Nicloux monter une fois de plus sa maîtrise. Sa capacité à générer un malaise dérangeant n’est plus à prouver.
Mais l’intérêt du film et sa complexité se cache dans sa structure narrative. En effet, l’intrigue se déroule sur plusieurs époques. Trois trames en parallèle. Trois chemins.
Nicloux avoue avoir travailler de la même façon que pour "Une affaire prive" et "Cette femme-là". Une écriture instinctive. Sans savoir où il allait. Sans avoir une vision de la façon dont tout ça va s’emboîter. Se terminer. Complexe mais dans l’univers de Nicloux, la mayonnaise prend facilement.
Les dialogues sont courts. Percutants.
Le travail de Nicloux et Pierre Trividic est une vraie réussite.
Un film c’est avant tout des comédiens. Nicloux le sait et, comme a chaque fois, les acteurs sont une pièce importante de l’oeuvre. Marque de fabrique du cinéaste, on retrouve des acteurs à contre-emploi. Des gueules connues dans l’univers de Nicloux : Josiane Balasko et un Thierry Lhermitte effrayant ( Jamais été aussi bon que filmé par Nicloux )
Guillaume Canet parfait et remarque dans ce rôle de type lambda dépassé par les événements.

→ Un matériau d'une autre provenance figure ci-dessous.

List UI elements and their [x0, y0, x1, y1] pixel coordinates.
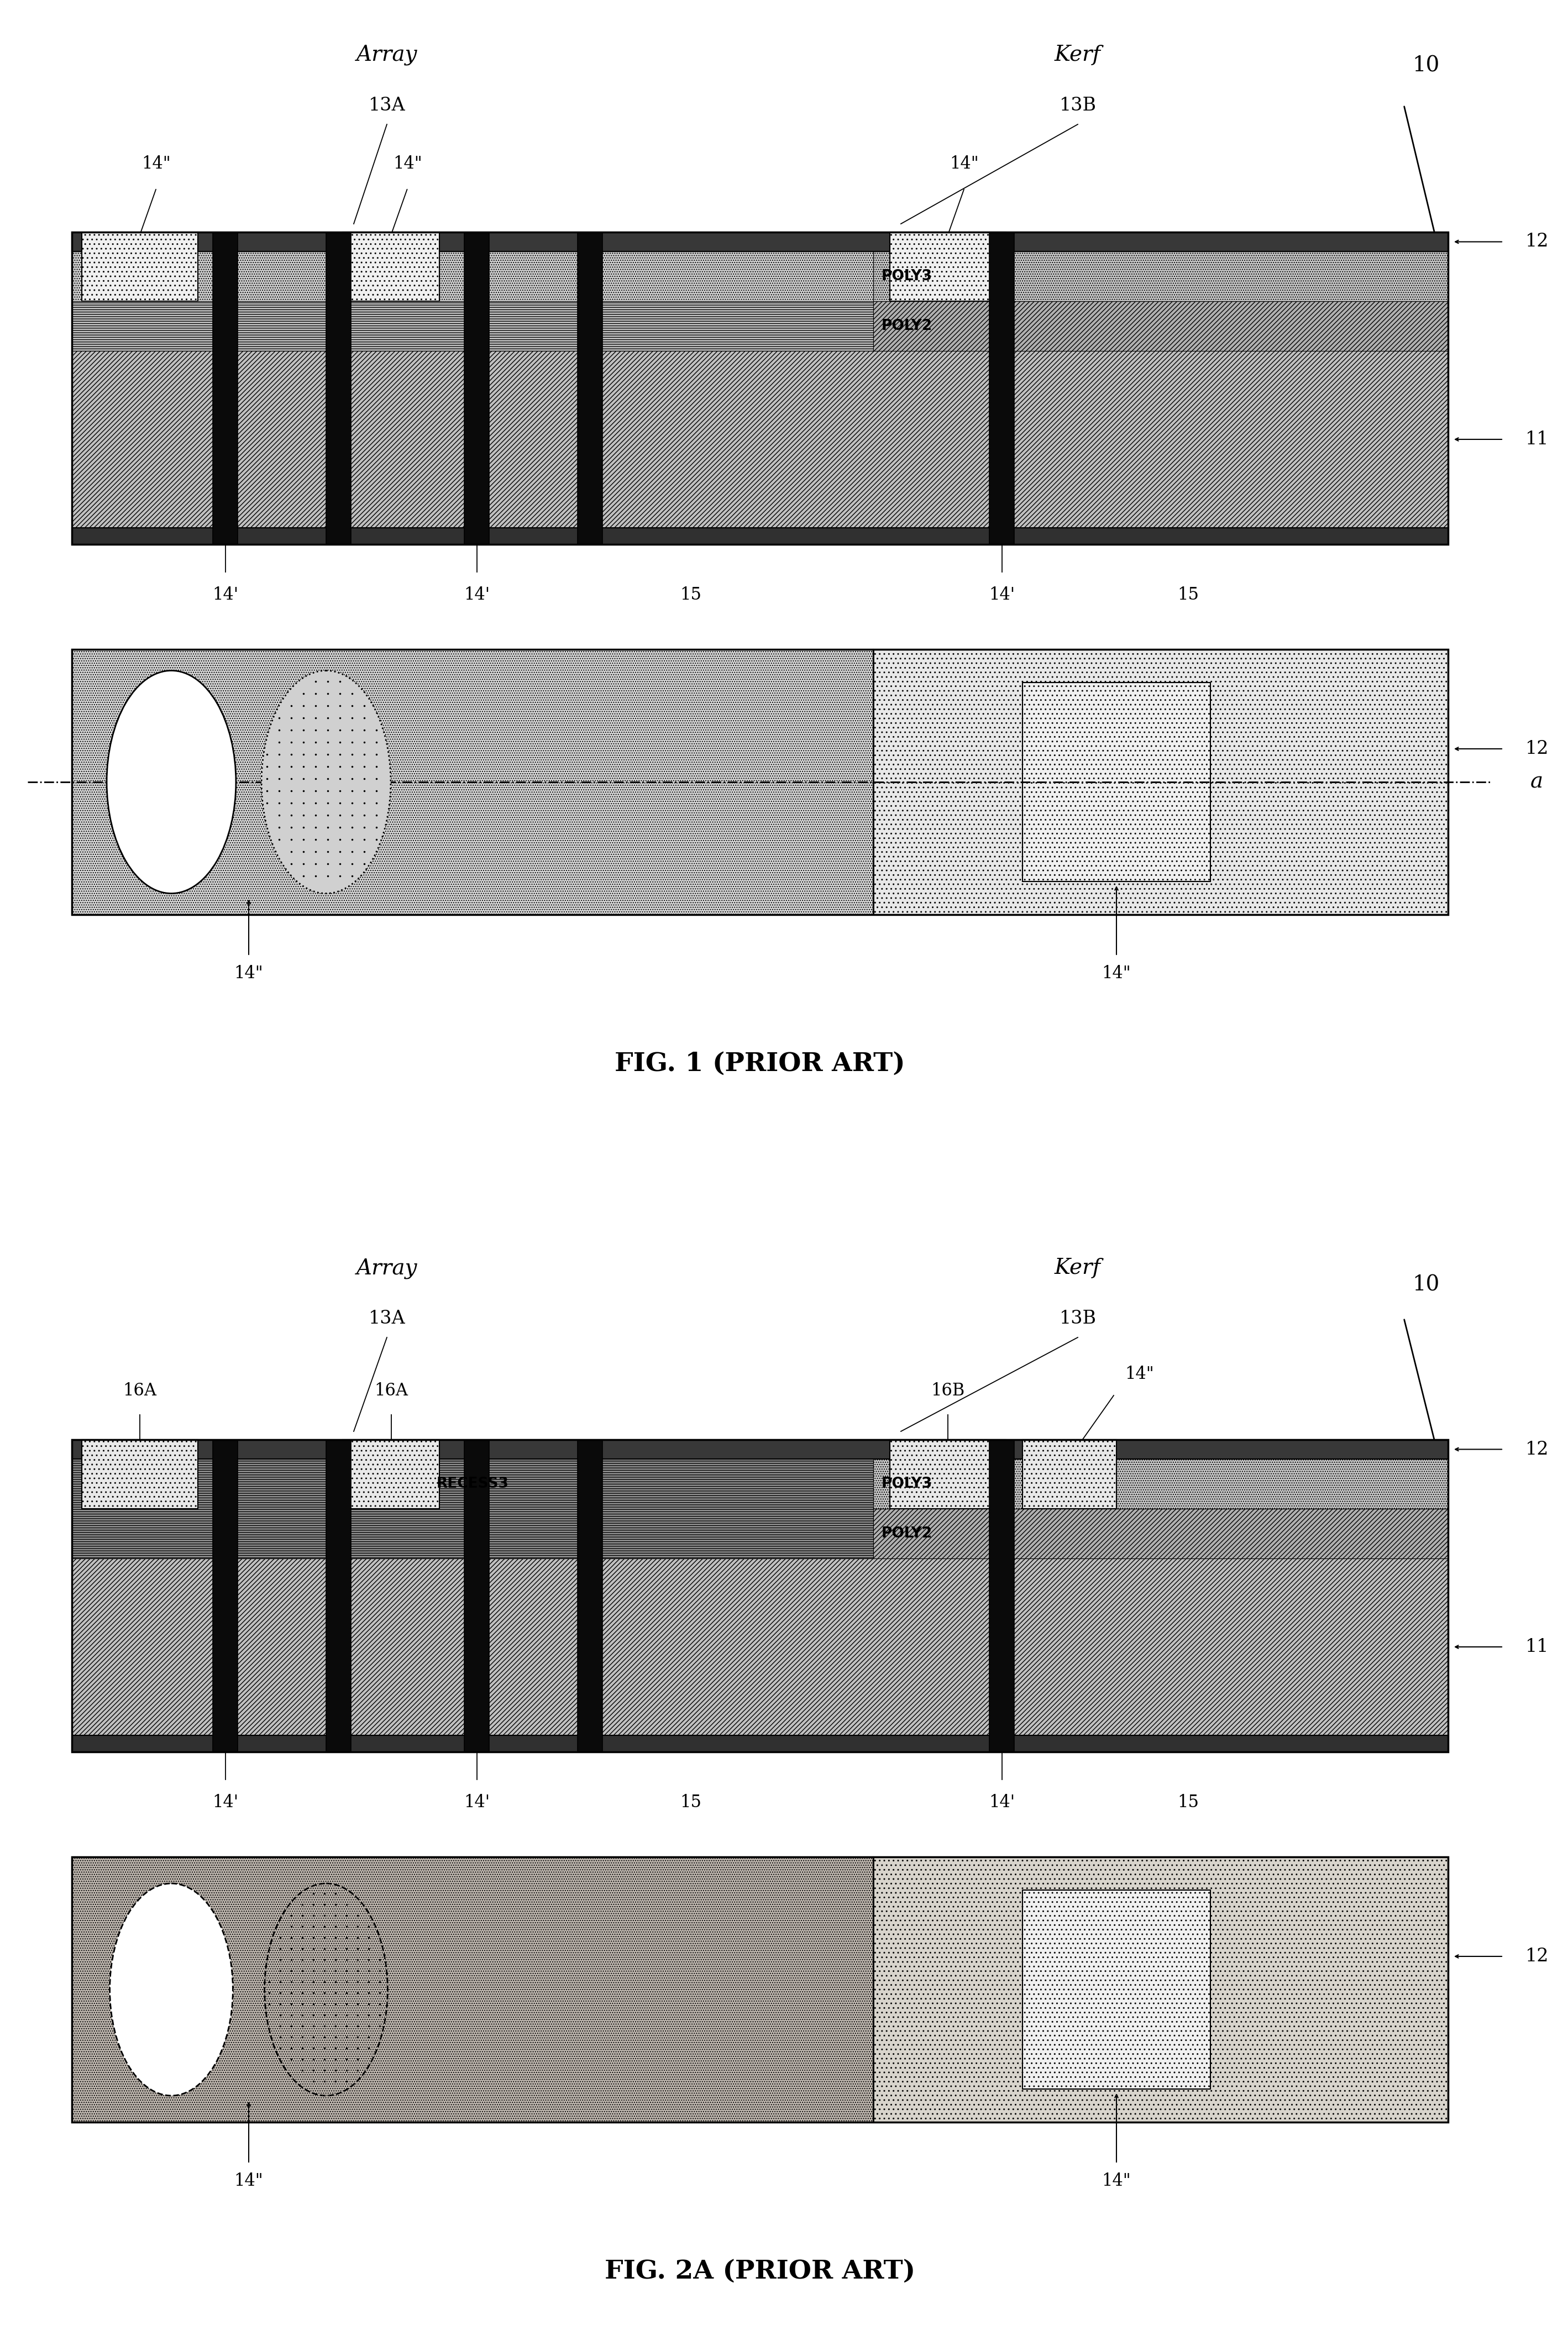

Marie Gillain est sublime, à fleur de peau. Abîmé et débordante d’une mélancolie très touchante.
Ses scènes de confrontations avec Canet sont des petits bijoux d’émotion. Sans lyrisme et sans fioritures.
Je ne connaissais pas Marie Gillain avant ce film : Une revelation pour moi.
Le filmage est aussi à applaudir. La mise en scène occupe aussi l’un des rôles principaux.
Contrairement à "Cette femme-là", Nicloux a choisit de tourner caméra à l’épaule, avec un objectif unique. Une façon de se concentrer exclusivement sur le jeu des acteurs. Encore et toujours les acteurs ! La caméra à l’épaule apporte une réelle liberté de mouvement qui se ressent a l’image et qui s’adapte au jeu de comédien pour coller à ce qui est en train de se passer.
Ce dernier épisode de sa trilogie enfonce le clou.
Avec ce film, Nicloux s’affirme comme un David Lynch à la française et n’a rien à envier aux grands réalisateurs de thrillers américains
Un polar déroutant qui ravira les aficionados.